Me quedan cuatro
Nueva entrega de 'Los lunes al sol', como cada lunes, de Guillermo Delgado
Estoy escribiendo esta carta con el ordenador, me revisarán algún fallo que haya cometido en la elección de las teclas, la imprimirán y te la enviarán en un sobre a tu atención. Y como me prometiste la trascribes en nuestro diario. Desde que te llegue esta primera yo pondré la voz y tú la letra.
Quiero que seas la primera en recibir mis ganas de vivir. Me acaban de quitar el vendaje del ojo derecho, no he tenido ninguna molestia y todo ha ido según me lo habían anticipado. Ya tengo los dos cerrados para siempre. Abiertos pero cerrados en mi cueva interior donde la hiedra ha cubierto para siempre la entrada de la luz.
Han disfrutado durante mucho tiempo de la visión, de la claridad que entraba por las mañanas al abrir las puertas de la clase, del sol de la tarde en primavera y de la niebla que empañaba los cristales y no dejaba ver con claridad los arboles del patio.
Pero se han agotado, la pila que los cargaba se ha quedado sin batería y no hay otra de repuesto ni posibilidad de encontrar una que ayude de nuevo a abrir la cancela. Es tan difícil de explicar y de entender que solo me atrevo a decírtelo a ti. Nadie puede entender que me encuentre tan feliz y contenta.

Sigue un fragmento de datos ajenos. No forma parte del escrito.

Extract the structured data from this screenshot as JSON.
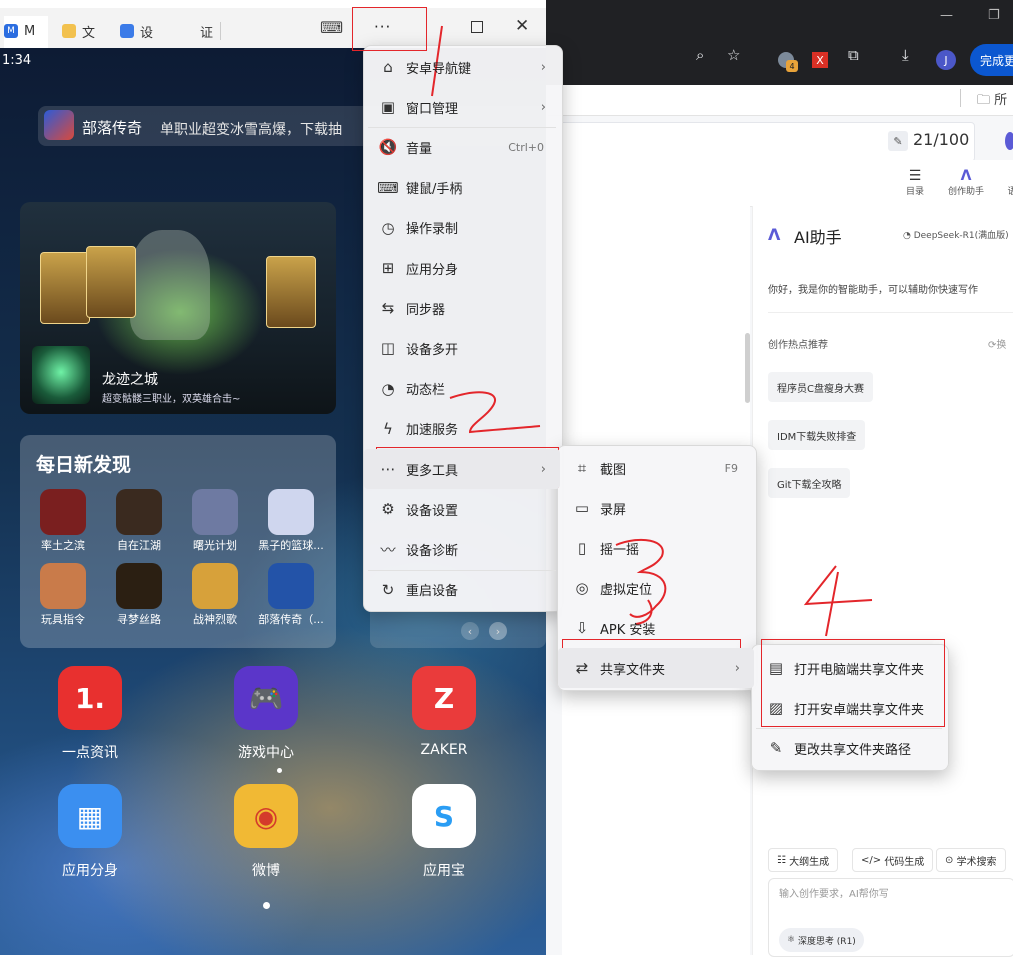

Yo sé que gente de mi familia piensa que mi actitud es un escudo que me hago para que ellos no sufran y que, entre mis amigos, hay una silenciosa tristeza que no pueden disimular, pero todos están equivocados. Mi risa es sincera y mi forma de sentir lo que va a pasar de ahora en adelante es todo menos mezquina.

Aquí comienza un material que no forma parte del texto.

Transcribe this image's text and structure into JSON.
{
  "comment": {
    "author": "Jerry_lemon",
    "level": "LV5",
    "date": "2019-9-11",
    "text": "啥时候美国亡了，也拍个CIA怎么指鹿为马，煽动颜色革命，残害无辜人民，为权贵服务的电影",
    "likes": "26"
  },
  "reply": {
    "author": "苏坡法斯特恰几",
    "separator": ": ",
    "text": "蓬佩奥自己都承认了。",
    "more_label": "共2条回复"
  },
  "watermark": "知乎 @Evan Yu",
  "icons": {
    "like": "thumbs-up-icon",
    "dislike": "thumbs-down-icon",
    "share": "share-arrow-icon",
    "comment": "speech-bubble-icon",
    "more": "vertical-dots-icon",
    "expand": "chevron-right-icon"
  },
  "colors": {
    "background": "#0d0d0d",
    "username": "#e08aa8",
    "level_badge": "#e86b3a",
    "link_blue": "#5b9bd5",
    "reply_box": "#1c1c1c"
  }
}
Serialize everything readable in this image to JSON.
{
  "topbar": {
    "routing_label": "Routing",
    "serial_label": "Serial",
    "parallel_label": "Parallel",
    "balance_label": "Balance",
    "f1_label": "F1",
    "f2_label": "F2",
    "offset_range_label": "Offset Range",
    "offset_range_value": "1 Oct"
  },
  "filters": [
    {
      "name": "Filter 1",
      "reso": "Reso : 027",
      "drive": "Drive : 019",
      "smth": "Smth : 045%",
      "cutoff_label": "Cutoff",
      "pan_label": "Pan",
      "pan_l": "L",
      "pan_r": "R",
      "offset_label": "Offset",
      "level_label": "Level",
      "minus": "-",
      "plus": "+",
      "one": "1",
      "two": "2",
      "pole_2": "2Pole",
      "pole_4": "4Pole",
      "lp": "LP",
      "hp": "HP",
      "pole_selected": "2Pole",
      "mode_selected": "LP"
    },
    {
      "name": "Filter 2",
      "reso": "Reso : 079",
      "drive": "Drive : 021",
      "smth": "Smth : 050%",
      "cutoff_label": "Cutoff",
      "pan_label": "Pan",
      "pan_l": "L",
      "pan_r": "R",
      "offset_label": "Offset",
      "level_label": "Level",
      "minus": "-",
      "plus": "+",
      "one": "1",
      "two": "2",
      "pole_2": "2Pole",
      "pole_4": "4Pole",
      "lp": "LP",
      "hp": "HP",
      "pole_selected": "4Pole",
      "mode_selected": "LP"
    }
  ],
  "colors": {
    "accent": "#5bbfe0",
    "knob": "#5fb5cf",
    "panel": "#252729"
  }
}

No soy ninguna tonta y tengo muy claro que perder la vista a los cincuenta y un años no es una tarea fácil de asimilar. Dejar mis clases y a mis niños después de tantos años me costara, claro que sí. El problema es que ellos no entienden que guardo perfectamente el olor de la tiza y tengo muy marcadas las medidas del encerado. Que sigo recordando la situación de las mesas y las perchas.
El problema es que ellos no entienden que sigo disfrutando del bullicio del recreo y que puedo distinguir la risa de cada uno y llamarles por su nombre. El problema es que ninguno de ellos sabe lo que es disfrutar del olor del café de la máquina a las once en el claustro de profesores. Y el gozo que supone paladear una rosquilla casera de las que de vez en cuando lleva Vero, hechas por su madre.
El problema es que ellos no van a sentir, como yo, la paz que entra cuando alguien te habla sujetándote del brazo o agarrando la mano. Ese roce de piel con piel, solo lo sentimos nosotras, y hoy en día hace tanta falta que no nos damos cuenta lo que supone el tacto o una caricia sincera.
Vale, he perdido la vista, una desgracia, una pena y una tristeza, todo dicho y aceptado. Pero estoy viva y puedo hablar con mis hijos, tocar a mi madre, oler un guiso en el fuego y escuchar la radio al lado de la chimenea. No voy a ver los troncos ni la llama, pero voy a sentir el calor. Cuando me acerquen al mar no voy a ver las olas, pero sentiré que mis pies se entierran placenteramente en la arena.
Y no veré el sol, pero me pondré crema para estar morena y protegerme de su fuerza. Y tengo pensado que el primer día que llueva fuerte no sacaré paraguas para sentir la lluvia y esforzarme por recordar a qué huele. Y cuando vaya a la biblioteca, tocaré el lomo del atlas donde marcábamos los países visitados y no lo abriré, pero recordaré Venecia, Estambul y Roma e intentaré olvidarme de Londres, donde descubrí que empezaba a ver muy borroso, y, yo ingenua pensaba que era causa de la maldita niebla.
Empiezo una nueva vida que la voy a disfrutar, comer, oler, tocar y escuchar todo lo detenidamente que pueda y cuando vaya de rebajas me van a vestir las dependientas con la ropa que mi hija quiera y me voy a poner un colorete llamativo que, como no me voy a ver ya no paso apuro y me seguiré pintando las uñas de colores vivos.
Que para eso sigo viva y soy una privilegiada, de los cinco sentidos, me quedan cuatro.